Author:  65dart [ Fri Jan 14, 2005 8:11 am ]
Post subject:  fluid leaking

I think with a transmission that old your tranny will not leak because the driveshaft is flange mounted to the transmission using the older style U-joint. You may find it leaks down however upon removing the speedometer cable. Be gentle on the cable, the older ones like yours are getting harder to find.

Otherwise definately remove the radiator before starting.

And about oil pans, for public reference, The newer pans 71(?) and up will not fit into the older cars as they hit the Kmember and steering link. In addition to the pan one most also change the oil sump.

Author:  NewLancerMan [ Fri Jan 14, 2005 8:59 am ]
Post subject:  Re: fluid leaking

Quote:
I think with a transmission that old your tranny will not leak because the driveshaft is flange mounted to the transmission using the older style U-joint. You may find it leaks down however upon removing the speedometer cable. Be gentle on the cable, the older ones like yours are getting harder to find.
Sorry, I'm a bit tired today as my son has been awake most of the last few nights and me with him! Could you explain a little more on what you mean by "my old tranny not leaking" and the "speedometer cable leak" Are these things to watch for when I remove my old engine and transmission? Or when hooking up the new engine and transmission (or both!)

With the engine I bought, I've got a transmission that is coming with it. my plan was to remove the 170 engine and a904 from my Lancer and replace it with the 225 and its a904. The donor engine and trans supposedly have only 14,000 miles on them.
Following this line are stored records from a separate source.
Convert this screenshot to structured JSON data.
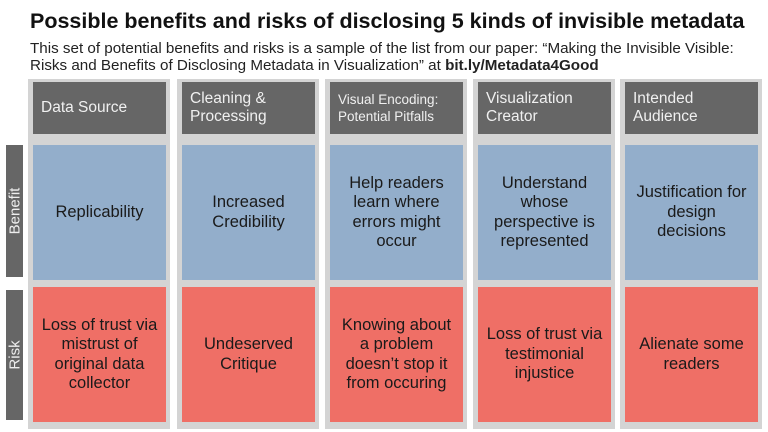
{
  "title": "Possible benefits and risks of disclosing 5 kinds of invisible metadata",
  "subtitle_line1": "This set of potential benefits and risks is a sample of the list from our paper: “Making the Invisible Visible:",
  "subtitle_line2": "Risks and Benefits of Disclosing Metadata in Visualization” at ",
  "subtitle_link": "bit.ly/Metadata4Good",
  "row_labels": {
    "benefit": "Benefit",
    "risk": "Risk"
  },
  "colors": {
    "header": "#666666",
    "benefit": "#93aecb",
    "risk": "#ef6f66",
    "column_bg": "#d4d4d4"
  },
  "columns": [
    {
      "header": "Data Source",
      "benefit": "Replicability",
      "risk": "Loss of trust via mistrust of original data collector"
    },
    {
      "header": "Cleaning & Processing",
      "benefit": "Increased Credibility",
      "risk": "Undeserved Critique"
    },
    {
      "header": "Visual Encoding: Potential Pitfalls",
      "benefit": "Help readers learn where errors might occur",
      "risk": "Knowing about a problem doesn’t stop it from occuring"
    },
    {
      "header": "Visualization Creator",
      "benefit": "Understand whose perspective is represented",
      "risk": "Loss of trust via testimonial injustice"
    },
    {
      "header": "Intended Audience",
      "benefit": "Justification for design decisions",
      "risk": "Alienate some readers"
    }
  ]
}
I just need some more info that's all (meBstoopid). Thanks!

MJ

Author:  SlantSixDan [ Fri Jan 14, 2005 9:03 am ]
Post subject:  Re: fluid leaking

Quote:
I think with a transmission that old your tranny will not leak because the driveshaft is flange mounted to the transmission using the older style U-joint. You may find it leaks down however upon removing the speedometer cable. Be gentle on the cable, the older ones like yours are getting harder to find.
Just for reference, they are still available at NAPA and other reasonably public sources (Imperial Services has 'em, too.)

Quote:
The newer pans 71(?) and up will not fit into the older cars as they hit the Kmember and steering link. In addition to the pan one most also change the oil sump.
I was fairly certain the changeover year for oil pan configuration was '67 or '68, but could be wrong. "Oil pan" and "oil sump" both mean the same thing. I think you meant to type "one must also change the oil pickup tube."

Author:  SlantSixDan [ Fri Jan 14, 2005 9:07 am ]
Post subject:  Re: fluid leaking

Quote:
what you mean by "my old tranny not leaking" and the "speedometer cable leak" Are these things to watch for when I remove my old engine and transmission? Or when hooking up the new engine and transmission (or both!)
On '66 and newer transmissions, removing the driveshaft leaves open a large path for fluid leakage out the back of the trans. This is not the case on '65 and earlier transmissions (as 65Dart mentioned), but there are still several leak paths that get opened up when you remove the transmission:
  • The trans fluid cooler line fittings, input and output
  • The speedometer cable opening
  • The shift and park cable openings

Author:  NewLancerMan [ Fri Jan 14, 2005 9:10 am ]
Post subject:  Re: fluid leaking

Quote:
...there are still several leak paths that get opened up when you remove the transmission:
  • The trans fluid cooler line fittings, input and output
  • The speedometer cable opening
  • The shift and park cable openings
I'll write these down as the "do not stick eyes and mouth near when removing"

I think SlantSixRam suggested draining the trans first to make the removal easier and lighter and prevent the massive dumping of fluid when tilting the trans. I'll watch for even more fun from these spots. Thanks!

Author:  SlantSixDan [ Fri Jan 14, 2005 2:31 pm ]
Post subject:  Re: fluid leaking

Quote:
I think SlantSixRam suggested draining the trans first to make the removal easier and lighter and prevent the massive dumping of fluid when tilting the trans.
...Celebrate! Celebrate! Dance to the music! (the trans pan has a drain plug. The plug wasn't deleted til '64.)